A report in today's Guardian suggests that the answer is a resounding 'yes'. For why? Take your pick from these: games demos of dubious provenance, the gaming suitability (or lack of) of the much-vaunted Cell processor, and the Blu-ray tie-in.

What's wrong with being associated with Blu-ray? Nothing, but when dry company announcements are immediately dissected online by a huge army of bloggers, the perceived poor performance of early Blu-ray drives has come back to bite the PS3 on the ass. And in some quarters, HD-DVD is seen as the underdog, which is infinitely cooler. [Incidentally, it is entirely uncool to favour one flavour of DVD-burning technology over another.]

There's also the problem of price. With Sony using more expensive components than its rivals, the PS3 is almost certainly going to enter at the top of the market.

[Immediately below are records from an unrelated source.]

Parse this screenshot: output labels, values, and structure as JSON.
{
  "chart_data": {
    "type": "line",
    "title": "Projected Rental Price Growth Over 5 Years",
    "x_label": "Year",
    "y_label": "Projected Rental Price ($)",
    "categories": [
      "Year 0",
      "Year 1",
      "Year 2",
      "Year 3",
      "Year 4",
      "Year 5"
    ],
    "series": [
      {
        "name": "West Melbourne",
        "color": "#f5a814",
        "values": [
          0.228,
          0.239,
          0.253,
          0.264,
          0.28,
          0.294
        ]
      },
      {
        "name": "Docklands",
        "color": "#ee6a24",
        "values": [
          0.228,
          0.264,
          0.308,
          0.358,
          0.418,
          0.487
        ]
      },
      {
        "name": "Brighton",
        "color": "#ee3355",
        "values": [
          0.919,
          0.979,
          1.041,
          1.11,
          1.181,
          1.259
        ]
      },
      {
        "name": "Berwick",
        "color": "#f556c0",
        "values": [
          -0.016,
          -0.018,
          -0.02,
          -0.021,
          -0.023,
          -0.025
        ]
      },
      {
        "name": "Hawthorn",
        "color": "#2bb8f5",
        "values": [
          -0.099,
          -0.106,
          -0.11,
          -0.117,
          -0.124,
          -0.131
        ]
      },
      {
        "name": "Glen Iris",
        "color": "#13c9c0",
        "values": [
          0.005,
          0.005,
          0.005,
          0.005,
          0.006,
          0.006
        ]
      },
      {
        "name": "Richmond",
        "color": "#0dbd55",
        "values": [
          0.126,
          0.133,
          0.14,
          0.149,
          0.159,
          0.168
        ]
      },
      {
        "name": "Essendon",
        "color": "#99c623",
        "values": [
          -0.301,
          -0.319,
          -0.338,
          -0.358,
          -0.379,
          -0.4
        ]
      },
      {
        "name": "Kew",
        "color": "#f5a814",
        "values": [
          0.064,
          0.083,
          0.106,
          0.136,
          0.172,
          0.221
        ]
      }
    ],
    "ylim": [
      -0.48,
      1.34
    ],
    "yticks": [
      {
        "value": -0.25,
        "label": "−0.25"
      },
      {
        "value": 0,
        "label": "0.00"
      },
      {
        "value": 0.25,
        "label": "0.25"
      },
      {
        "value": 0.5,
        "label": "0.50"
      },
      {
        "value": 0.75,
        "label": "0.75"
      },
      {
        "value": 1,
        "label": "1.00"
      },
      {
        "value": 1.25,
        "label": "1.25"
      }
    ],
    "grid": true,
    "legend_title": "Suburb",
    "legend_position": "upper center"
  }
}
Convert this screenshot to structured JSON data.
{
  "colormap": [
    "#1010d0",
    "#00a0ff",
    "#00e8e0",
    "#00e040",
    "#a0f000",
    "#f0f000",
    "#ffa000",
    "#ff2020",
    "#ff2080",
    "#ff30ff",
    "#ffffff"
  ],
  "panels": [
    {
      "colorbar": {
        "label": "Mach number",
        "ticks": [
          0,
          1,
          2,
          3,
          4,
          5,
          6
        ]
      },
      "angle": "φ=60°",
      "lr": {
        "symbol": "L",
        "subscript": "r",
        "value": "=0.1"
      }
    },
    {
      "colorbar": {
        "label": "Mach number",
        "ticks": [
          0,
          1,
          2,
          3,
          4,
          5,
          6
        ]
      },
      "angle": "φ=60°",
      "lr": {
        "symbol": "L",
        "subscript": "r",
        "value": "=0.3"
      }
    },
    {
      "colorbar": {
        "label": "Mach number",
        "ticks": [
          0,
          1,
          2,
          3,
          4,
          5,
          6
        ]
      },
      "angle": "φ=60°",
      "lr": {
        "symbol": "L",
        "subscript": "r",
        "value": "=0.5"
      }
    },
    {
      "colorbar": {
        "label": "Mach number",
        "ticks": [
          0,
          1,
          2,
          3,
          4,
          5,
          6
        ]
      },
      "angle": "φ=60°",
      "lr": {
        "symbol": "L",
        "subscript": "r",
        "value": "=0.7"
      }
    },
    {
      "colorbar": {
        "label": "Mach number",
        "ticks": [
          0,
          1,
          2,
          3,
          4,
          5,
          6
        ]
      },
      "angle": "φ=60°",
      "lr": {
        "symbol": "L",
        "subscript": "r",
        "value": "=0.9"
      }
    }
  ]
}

According to the Guardian report, the PS3 runs the risk of slipping from top of the leaderboard in the games-console market. Indeed, the author suggests that the release may enter at the bottom of the scoreboard, like your Dad trying to play Doom3.

I think the PS3 does run the risk of being an over-priced Jack of all trades. But I suspect that the biggest problem is that the console is not on the market yet, whereas the Xbox 360 is. No-one will really know how the buying public will react until after its November launch. And there are a lot of twenty-somethings and kids with pester power who are tied in to the PlayStation brand. More importantly, they own peripherals and games that they will wish to keep using – and they may even have a PSP, which will be interoperable with its putative big brother.

As with all such products, the PS3 will live and die by the games titles available, and Sony's track record in this department is pretty good.